3.3. Negative online community perceptions

3.3.1. Frequent changing of persona It is often possible to present differing persona in offline socialization, short of altering physical appearance. Those who misrepresent themselves online may tend to do so offline anyway. People with poor social skills who experiment with differing persona may actually learn more about what is or is not acceptable behavior. The greater ability to misrepresent one's persona online often leads to mistrust in virtual communities that can hinder community development.

3.3.2. Dangerous subcultures and special interest groups may use the internet to organize. Knowledge of these interest groups by governing agencies and subsequent monitoring may lead to greater arrests.

3.3.3. Interactions online are not as adequate and may lead to isolation and depression This may be true in individuals who already suffer from issues socially; individuals who are more socially adapted are likely to unplug and socialize offline if negative experiences occur.

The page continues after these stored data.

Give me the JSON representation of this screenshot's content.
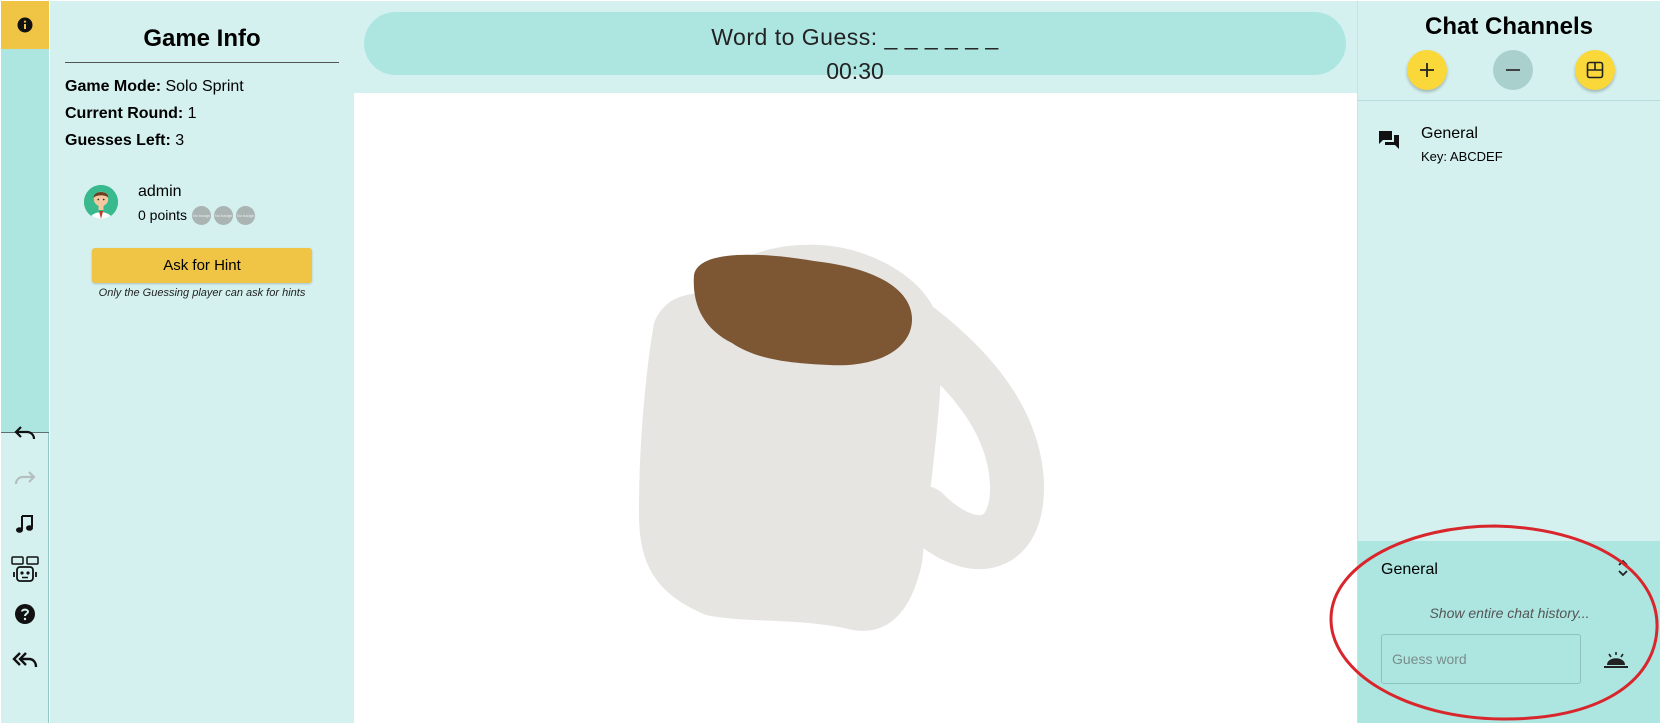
{
  "toolbar": {
    "info_icon": "info-icon",
    "tools": [
      "undo-icon",
      "redo-icon",
      "music-icon",
      "robot-icon",
      "help-icon",
      "exit-icon"
    ]
  },
  "game_info": {
    "title": "Game Info",
    "mode_label": "Game Mode:",
    "mode_value": "Solo Sprint",
    "round_label": "Current Round:",
    "round_value": "1",
    "guesses_label": "Guesses Left:",
    "guesses_value": "3",
    "player": {
      "name": "admin",
      "points": "0 points",
      "badge_text": "No badge"
    },
    "hint_button": "Ask for Hint",
    "hint_note": "Only the Guessing player can ask for hints"
  },
  "header": {
    "word": "Word to Guess: _ _ _ _ _ _",
    "timer": "00:30"
  },
  "chat": {
    "title": "Chat Channels",
    "channels": [
      {
        "name": "General",
        "key": "Key: ABCDEF"
      }
    ],
    "box": {
      "channel": "General",
      "history_link": "Show entire chat history...",
      "input_placeholder": "Guess word"
    }
  },
  "colors": {
    "panel": "#d4f1f0",
    "accent": "#ade6e1",
    "yellow": "#f0c445",
    "mug": "#e6e5e2",
    "coffee": "#7d5634",
    "highlight": "#d8262c"
  }
}
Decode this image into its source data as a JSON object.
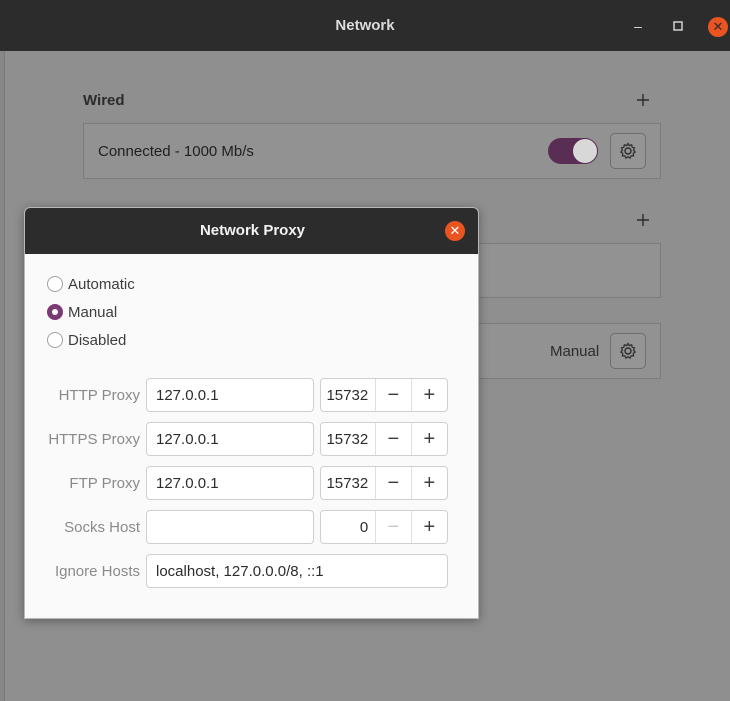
{
  "window": {
    "title": "Network"
  },
  "wired": {
    "section_title": "Wired",
    "status": "Connected - 1000 Mb/s",
    "toggle_on": true
  },
  "vpn": {
    "section_title": ""
  },
  "proxy_card": {
    "status": "Manual"
  },
  "dialog": {
    "title": "Network Proxy",
    "modes": [
      {
        "label": "Automatic",
        "checked": false
      },
      {
        "label": "Manual",
        "checked": true
      },
      {
        "label": "Disabled",
        "checked": false
      }
    ],
    "http": {
      "label": "HTTP Proxy",
      "host": "127.0.0.1",
      "port": "15732"
    },
    "https": {
      "label": "HTTPS Proxy",
      "host": "127.0.0.1",
      "port": "15732"
    },
    "ftp": {
      "label": "FTP Proxy",
      "host": "127.0.0.1",
      "port": "15732"
    },
    "socks": {
      "label": "Socks Host",
      "host": "",
      "port": "0"
    },
    "ignore": {
      "label": "Ignore Hosts",
      "value": "localhost, 127.0.0.0/8, ::1"
    }
  },
  "colors": {
    "accent": "#7a3b73",
    "close": "#e95420",
    "titlebar": "#2c2c2c"
  },
  "icons": {
    "minimize": "minimize-icon",
    "maximize": "maximize-icon",
    "close": "close-icon",
    "add": "plus-icon",
    "settings": "gear-icon",
    "decrement": "minus-icon",
    "increment": "plus-icon"
  }
}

3.3.4. The Digital Divide Probably not as much of an issue as the underlying causes of poverty itself. Improvement in local economy will lessen this divide, as will programs such as ones providing rural African schools with computers.

4. Copywrong: What branches on the outcomes could be affected by copyright issues? Potentially all of them.

4.1. Rhetoric

4.1.1. Needs of the audience and format presented may have use for works by other people. Change of intention from entertainment to information may assist this from becoming a legal blowout.

4.2. Critical Thinking

4.2.1. Protected materials may be reviewed for critique, or to reframe media in a social context (such as making commentary on the social roles present in novels or movies).

4.3. Processes

4.3.1. Time limit and length guidelines in place may help provide legal protection.

4.4. Conventions

4.4.1. Researching the particular potential infringements or freedoms involved and case studies could prevent legal issues.